Drug Trials With a Dose of Doubt

But after hours of speeches and slides, the committee members, appointed by the U.S. Food and Drug Administration, had yet to vote. The members were focused on the quality of Merck's case for the new drug, which rested on the treatment of only 69 patients.

Merck summoned to the microphone one of its announced consultants, a man whose government job was nearby, at the National Institutes of Health. Dr. Thomas J. Walsh assured the committee that Merck's data describing the patients was "extremely robust and very, very rigorous." He said his government staff had assisted in vetting the company's data. About 30% of the patients were helped by the drug, he said.

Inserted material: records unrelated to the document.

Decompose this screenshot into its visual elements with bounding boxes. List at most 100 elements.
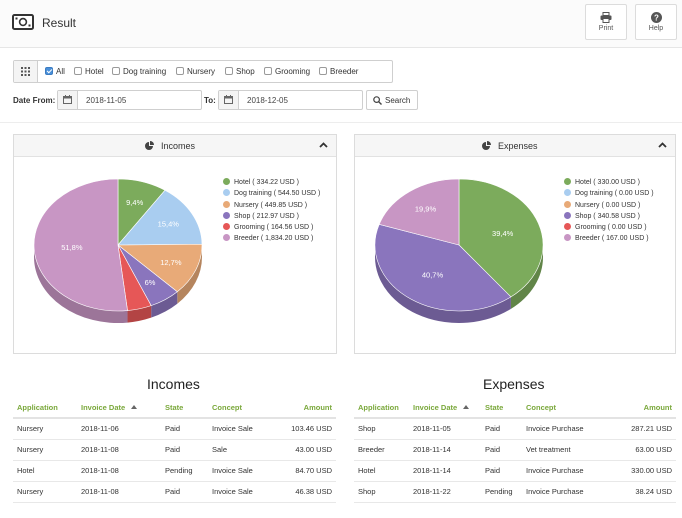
checkbox-hotel[interactable]: Hotel [74,66,104,78]
legend-item-nursery[interactable]: Nursery ( 0.00 USD ) [564,200,654,211]
calendar-icon [224,95,233,104]
column-header-concept[interactable]: Concept [208,398,278,419]
table-row[interactable]: Shop 2018-11-05 Paid Invoice Purchase 287.21… [354,418,676,440]
column-header-amount[interactable]: Amount [278,398,336,419]
column-header-state[interactable]: State [481,398,522,419]
sort-asc-icon[interactable] [131,405,138,409]
checkbox-icon[interactable] [112,67,120,75]
chevron-up-icon[interactable] [658,142,667,148]
cell-application: Shop [354,418,409,440]
sort-asc-icon[interactable] [463,405,470,409]
printer-icon [600,12,612,23]
chevron-up-icon[interactable] [319,142,328,148]
cell-concept: Invoice Sale [208,418,278,440]
pie-slice-side-breeder [34,245,128,323]
table-row[interactable]: Hotel 2018-11-08 Pending Invoice Sale 84.70 … [13,460,336,482]
search-icon [373,96,382,105]
table-row[interactable]: Nursery 2018-11-08 Paid Sale 43.00 USD [13,439,336,461]
incomes-table: Application Invoice Date State Concept A… [13,398,336,503]
checkbox-checked-icon[interactable] [45,67,53,75]
pie-slice-shop[interactable] [374,224,512,312]
legend-item-hotel[interactable]: Hotel ( 334.22 USD ) [223,177,320,188]
cell-state: Paid [481,439,522,461]
legend-item-grooming[interactable]: Grooming ( 164.56 USD ) [223,222,320,233]
incomes-section-title: Incomes [147,376,200,392]
checkbox-all[interactable]: All [45,66,65,78]
cell-amount: 330.00 USD [606,460,676,482]
pie-label-breeder: 19,9% [415,205,437,214]
help-button[interactable]: ? Help [635,4,677,40]
cell-state: Pending [161,460,208,482]
cell-concept: Sale [208,439,278,461]
cell-application: Nursery [13,418,77,440]
table-row[interactable]: Hotel 2018-11-14 Paid Invoice Purchase 330.0… [354,460,676,482]
grid-toggle-button[interactable] [14,61,38,82]
divider [0,122,682,123]
calendar-button[interactable] [58,91,78,109]
checkbox-dog-training[interactable]: Dog training [112,66,166,78]
cell-application: Breeder [354,439,409,461]
table-row[interactable]: Breeder 2018-11-14 Paid Vet treatment 63.00 … [354,439,676,461]
cell-state: Paid [161,439,208,461]
expenses-section-title: Expenses [483,376,545,392]
legend-item-dog-training[interactable]: Dog training ( 0.00 USD ) [564,188,654,199]
table-row[interactable]: Nursery 2018-11-06 Paid Invoice Sale 103.46 … [13,418,336,440]
cell-amount: 43.00 USD [278,439,336,461]
pie-slice-hotel[interactable] [458,178,544,298]
column-header-concept[interactable]: Concept [522,398,606,419]
legend-item-nursery[interactable]: Nursery ( 449.85 USD ) [223,200,320,211]
checkbox-shop[interactable]: Shop [225,66,255,78]
pie-slice-breeder[interactable] [33,178,128,312]
date-from-value[interactable]: 2018-11-05 [86,96,127,105]
pie-slice-dog-training[interactable] [117,189,203,246]
column-header-state[interactable]: State [161,398,208,419]
pie-label-hotel: 9,4% [126,198,143,207]
cell-invoice-date: 2018-11-08 [77,439,161,461]
pie-slice-breeder[interactable] [378,178,460,246]
cell-invoice-date: 2018-11-06 [77,418,161,440]
cell-invoice-date: 2018-11-14 [409,439,481,461]
expenses-pie-chart: 39,4% 40,7% 19,9% [374,178,544,323]
checkbox-icon[interactable] [176,67,184,75]
checkbox-grooming[interactable]: Grooming [264,66,310,78]
print-button[interactable]: Print [585,4,627,40]
cell-amount: 63.00 USD [606,439,676,461]
legend-item-dog-training[interactable]: Dog training ( 544.50 USD ) [223,188,320,199]
cell-application: Hotel [354,460,409,482]
legend-item-hotel[interactable]: Hotel ( 330.00 USD ) [564,177,654,188]
date-from-field[interactable]: 2018-11-05 [57,90,202,110]
legend-item-shop[interactable]: Shop ( 340.58 USD ) [564,211,654,222]
pie-label-shop: 6% [145,278,156,287]
checkbox-icon[interactable] [74,67,82,75]
pie-slice-nursery[interactable] [117,243,203,293]
date-to-value[interactable]: 2018-12-05 [247,96,288,105]
cell-concept: Invoice Purchase [522,418,606,440]
column-header-invoice-date[interactable]: Invoice Date [409,398,481,419]
checkbox-icon[interactable] [225,67,233,75]
pie-label-shop: 40,7% [422,271,444,280]
cell-concept: Invoice Purchase [522,481,606,503]
checkbox-nursery[interactable]: Nursery [176,66,215,78]
column-header-amount[interactable]: Amount [606,398,676,419]
table-row[interactable]: Shop 2018-11-22 Pending Invoice Purchase 38.… [354,481,676,503]
legend-item-breeder[interactable]: Breeder ( 167.00 USD ) [564,233,654,244]
checkbox-breeder[interactable]: Breeder [319,66,358,78]
legend-item-breeder[interactable]: Breeder ( 1,834.20 USD ) [223,233,320,244]
legend-item-shop[interactable]: Shop ( 212.97 USD ) [223,211,320,222]
checkbox-icon[interactable] [264,67,272,75]
column-header-application[interactable]: Application [354,398,409,419]
incomes-panel-title: Incomes [161,141,196,151]
search-button[interactable]: Search [366,90,418,110]
column-header-invoice-date[interactable]: Invoice Date [77,398,161,419]
legend-swatch [223,189,230,197]
cell-application: Nursery [13,481,77,503]
calendar-button[interactable] [219,91,239,109]
column-header-application[interactable]: Application [13,398,77,419]
pie-chart-icon [482,141,491,150]
date-to-field[interactable]: 2018-12-05 [218,90,363,110]
incomes-pie-chart: 9,4% 15,4% 12,7% 6% 51,8% [33,178,203,323]
expenses-panel-header: Expenses [355,135,675,157]
table-row[interactable]: Nursery 2018-11-08 Paid Invoice Sale 46.38 U… [13,481,336,503]
checkbox-icon[interactable] [319,67,327,75]
legend-item-grooming[interactable]: Grooming ( 0.00 USD ) [564,222,654,233]
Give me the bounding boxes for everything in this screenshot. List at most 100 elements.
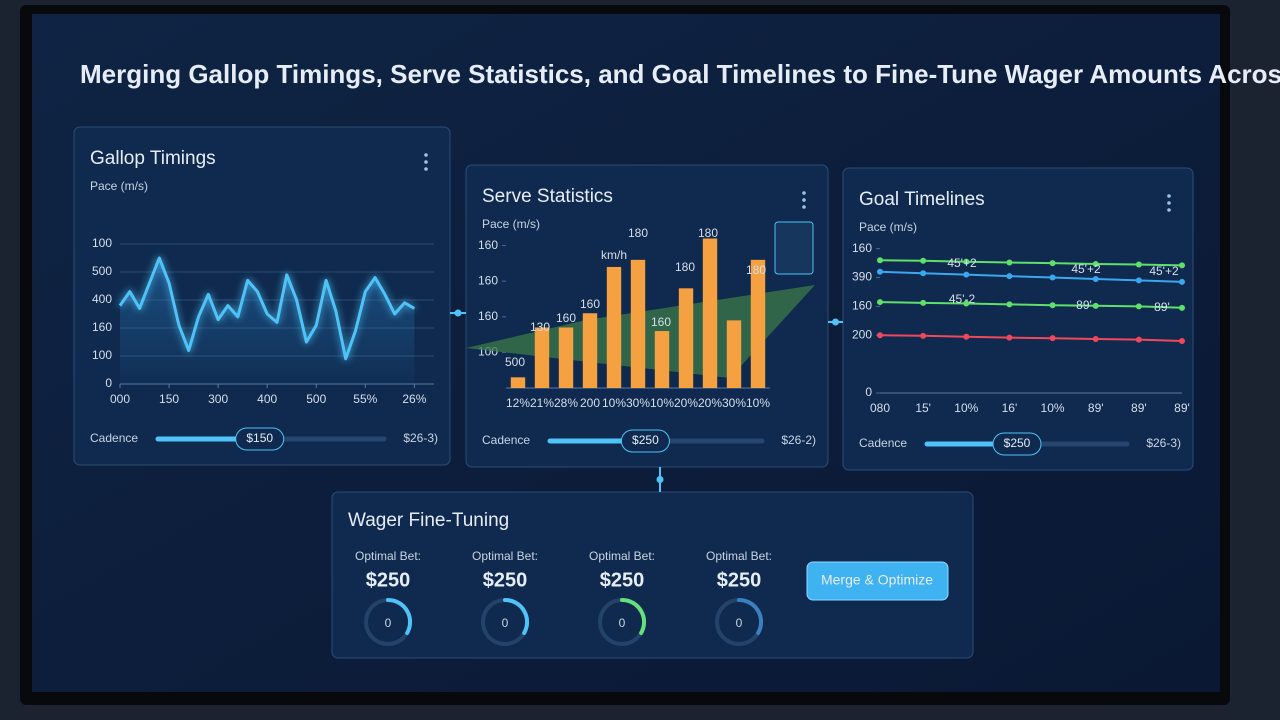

The advisory committee voted unanimously to endorse the drug, called Cancidas. Sixteen days later, the FDA approved it. Doctors would later prescribe it for patients whose immune systems had been ravaged by chemotherapy and who were presumed to have a potentially deadly, invasive fungal infection. In its first five years on the U.S. market, Cancidas would generate $859 million in sales for Merck.

U.S. law generally prohibits a federal employee from representing an outside party before a government agency.

In building a career as an influential government scientist, Walsh has served as both a paid and unpaid advisor to pharmaceutical companies and has helped lead clinical trials that tested the effectiveness of their products. With his help, the companies have brought new antifungal drugs to market, but controversy has flared over whether results from two of the studies were misleading and whether some of the participating patients received adequate treatment.

In written comments for this article, Walsh said his advice to industry did not conflict with his position at the NIH's National Cancer Institute, or affect his scientific judgment.

"I am not and have never been a representative of, or advocate for, any pharmaceutical company," Walsh said.